Dix minutes après, nous discutons
assis prés l'un de l'autre. Il semble détendu, prend le poids de
chaque mot que je dis, m'obligeant ainsi à une rude vigilance. J'ai
la sensation de pouvoir le blesser facilement . Rufus est d'une
grande sensibilité, doté d'une perception accrue de ce qui
l'entoure. Il inspire le respect. L'émission est enregistrée et
voilà que Carole Lardoux ( responsable de la programmation des
spectacles du centre socio culturel de Cesson Sévigné) me propose
deux places pour le spectacle de Rufus ce soir. Je suis ravie.
Trois heures bien remplies avant cette sortie imprévue, dont 3 minutes pour un magnifique chignon qui tient et me voilà assise dans une salle, tout prêt de l'artiste.
Ma fille, à mes cotés, la salle entière et moi même rions aux larmes. Rufus est drôle sans discontinuité . Cela fait un bien fou.
Entracte. Deuxième partie du spectacle.
Trois heures bien remplies avant cette sortie imprévue, dont 3 minutes pour un magnifique chignon qui tient et me voilà assise dans une salle, tout prêt de l'artiste.
Ma fille, à mes cotés, la salle entière et moi même rions aux larmes.
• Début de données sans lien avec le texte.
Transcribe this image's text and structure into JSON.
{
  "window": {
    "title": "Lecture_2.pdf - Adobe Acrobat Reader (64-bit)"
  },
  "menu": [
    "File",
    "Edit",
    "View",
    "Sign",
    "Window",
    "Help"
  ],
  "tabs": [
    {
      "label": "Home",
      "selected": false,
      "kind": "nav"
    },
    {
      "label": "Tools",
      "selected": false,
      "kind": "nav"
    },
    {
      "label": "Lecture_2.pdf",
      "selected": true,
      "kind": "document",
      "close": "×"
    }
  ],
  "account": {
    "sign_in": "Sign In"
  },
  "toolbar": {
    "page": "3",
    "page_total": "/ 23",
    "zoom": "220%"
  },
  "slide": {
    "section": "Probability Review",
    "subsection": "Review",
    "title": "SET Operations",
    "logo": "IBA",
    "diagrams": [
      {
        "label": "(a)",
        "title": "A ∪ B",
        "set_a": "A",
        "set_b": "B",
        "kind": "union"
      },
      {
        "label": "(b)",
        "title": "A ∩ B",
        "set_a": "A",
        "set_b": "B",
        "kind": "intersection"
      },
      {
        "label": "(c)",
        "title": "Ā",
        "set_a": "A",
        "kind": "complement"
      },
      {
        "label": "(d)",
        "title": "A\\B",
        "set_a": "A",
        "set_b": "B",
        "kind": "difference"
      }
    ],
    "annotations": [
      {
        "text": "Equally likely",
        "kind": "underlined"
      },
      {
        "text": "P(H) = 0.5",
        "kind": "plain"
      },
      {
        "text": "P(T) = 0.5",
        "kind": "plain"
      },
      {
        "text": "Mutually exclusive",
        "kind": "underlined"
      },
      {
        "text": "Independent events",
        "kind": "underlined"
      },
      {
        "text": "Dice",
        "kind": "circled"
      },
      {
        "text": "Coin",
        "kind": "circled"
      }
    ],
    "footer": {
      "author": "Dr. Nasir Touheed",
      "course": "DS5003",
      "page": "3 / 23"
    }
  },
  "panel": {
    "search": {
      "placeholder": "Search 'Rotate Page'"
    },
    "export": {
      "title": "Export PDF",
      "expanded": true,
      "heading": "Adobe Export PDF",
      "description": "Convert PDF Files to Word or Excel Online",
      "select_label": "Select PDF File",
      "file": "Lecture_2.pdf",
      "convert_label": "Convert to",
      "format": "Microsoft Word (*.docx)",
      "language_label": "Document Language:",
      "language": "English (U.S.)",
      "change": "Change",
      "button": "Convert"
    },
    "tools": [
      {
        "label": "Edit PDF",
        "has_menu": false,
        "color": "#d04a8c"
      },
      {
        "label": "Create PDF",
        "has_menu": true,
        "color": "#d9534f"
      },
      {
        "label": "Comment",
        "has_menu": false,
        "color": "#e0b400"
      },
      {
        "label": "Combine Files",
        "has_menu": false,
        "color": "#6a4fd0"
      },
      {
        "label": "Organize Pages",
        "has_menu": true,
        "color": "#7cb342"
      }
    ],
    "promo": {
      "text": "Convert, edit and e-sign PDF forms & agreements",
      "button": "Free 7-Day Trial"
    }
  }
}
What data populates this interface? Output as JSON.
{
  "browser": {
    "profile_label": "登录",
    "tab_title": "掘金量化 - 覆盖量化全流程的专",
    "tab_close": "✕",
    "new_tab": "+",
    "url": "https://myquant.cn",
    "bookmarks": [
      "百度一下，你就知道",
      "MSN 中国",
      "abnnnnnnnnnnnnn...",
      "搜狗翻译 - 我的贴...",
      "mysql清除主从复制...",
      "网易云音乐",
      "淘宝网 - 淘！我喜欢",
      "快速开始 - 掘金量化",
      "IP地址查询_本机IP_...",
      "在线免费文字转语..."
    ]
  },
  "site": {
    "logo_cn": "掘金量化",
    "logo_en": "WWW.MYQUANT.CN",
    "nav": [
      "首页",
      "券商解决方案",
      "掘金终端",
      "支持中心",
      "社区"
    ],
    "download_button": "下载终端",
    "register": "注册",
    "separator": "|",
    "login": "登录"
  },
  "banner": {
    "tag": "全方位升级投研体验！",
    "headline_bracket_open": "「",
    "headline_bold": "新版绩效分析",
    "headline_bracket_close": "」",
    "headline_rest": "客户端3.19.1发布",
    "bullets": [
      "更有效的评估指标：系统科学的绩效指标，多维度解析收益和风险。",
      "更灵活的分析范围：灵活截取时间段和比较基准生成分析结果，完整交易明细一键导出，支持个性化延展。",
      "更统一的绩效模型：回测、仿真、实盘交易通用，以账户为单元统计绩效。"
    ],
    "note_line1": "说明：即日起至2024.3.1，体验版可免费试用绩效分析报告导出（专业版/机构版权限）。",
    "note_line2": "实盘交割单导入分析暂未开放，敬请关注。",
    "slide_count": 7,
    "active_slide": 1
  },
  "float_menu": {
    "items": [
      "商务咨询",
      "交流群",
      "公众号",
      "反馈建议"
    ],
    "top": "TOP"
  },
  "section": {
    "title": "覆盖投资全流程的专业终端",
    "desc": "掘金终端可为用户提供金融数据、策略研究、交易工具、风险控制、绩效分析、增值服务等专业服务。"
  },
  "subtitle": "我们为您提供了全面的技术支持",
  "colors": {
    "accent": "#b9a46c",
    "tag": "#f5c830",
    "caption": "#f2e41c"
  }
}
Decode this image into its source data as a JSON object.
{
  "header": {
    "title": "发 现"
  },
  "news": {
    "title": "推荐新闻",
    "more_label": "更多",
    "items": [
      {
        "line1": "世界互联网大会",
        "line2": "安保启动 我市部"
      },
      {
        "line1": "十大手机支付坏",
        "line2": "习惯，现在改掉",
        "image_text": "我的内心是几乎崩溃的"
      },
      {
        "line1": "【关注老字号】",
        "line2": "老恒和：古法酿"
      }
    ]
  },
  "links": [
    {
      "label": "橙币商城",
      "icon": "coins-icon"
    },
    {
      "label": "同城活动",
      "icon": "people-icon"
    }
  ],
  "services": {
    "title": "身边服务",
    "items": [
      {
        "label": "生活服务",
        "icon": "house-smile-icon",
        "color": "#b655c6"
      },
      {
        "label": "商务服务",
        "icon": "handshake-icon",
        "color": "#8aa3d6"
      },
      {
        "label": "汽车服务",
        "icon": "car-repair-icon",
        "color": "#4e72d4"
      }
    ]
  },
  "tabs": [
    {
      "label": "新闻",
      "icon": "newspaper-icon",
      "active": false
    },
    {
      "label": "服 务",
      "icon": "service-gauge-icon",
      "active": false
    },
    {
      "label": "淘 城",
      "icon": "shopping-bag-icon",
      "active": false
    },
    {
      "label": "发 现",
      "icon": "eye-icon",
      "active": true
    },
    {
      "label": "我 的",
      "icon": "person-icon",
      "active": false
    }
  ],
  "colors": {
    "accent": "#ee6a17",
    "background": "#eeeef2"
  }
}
Rufus est drôle sans discontinuité . Cela fait un bien fou.
Entracte. Deuxième partie du spectacle.
Je ne sais pas trop ce qui m'attend, je
découvre le programme : Rufus doit parler avec le public du
texte d'un auteur dont le nom, bien qu'il ne me soit pas inconnu, ne
m'évoque rien, là tout de suite: l'Innomable de Beckett.
Commence alors un rêve extraordinaire.
Dans une salle noire, je suis assise
sur une chaise. A deux mètres de moi, assis plus bas, emmitouflé
dans un tissus, un homme, semble t-il. Au dessus de lui, un rond de
lumière jaune, qui semble loin, qui semble la seule issue.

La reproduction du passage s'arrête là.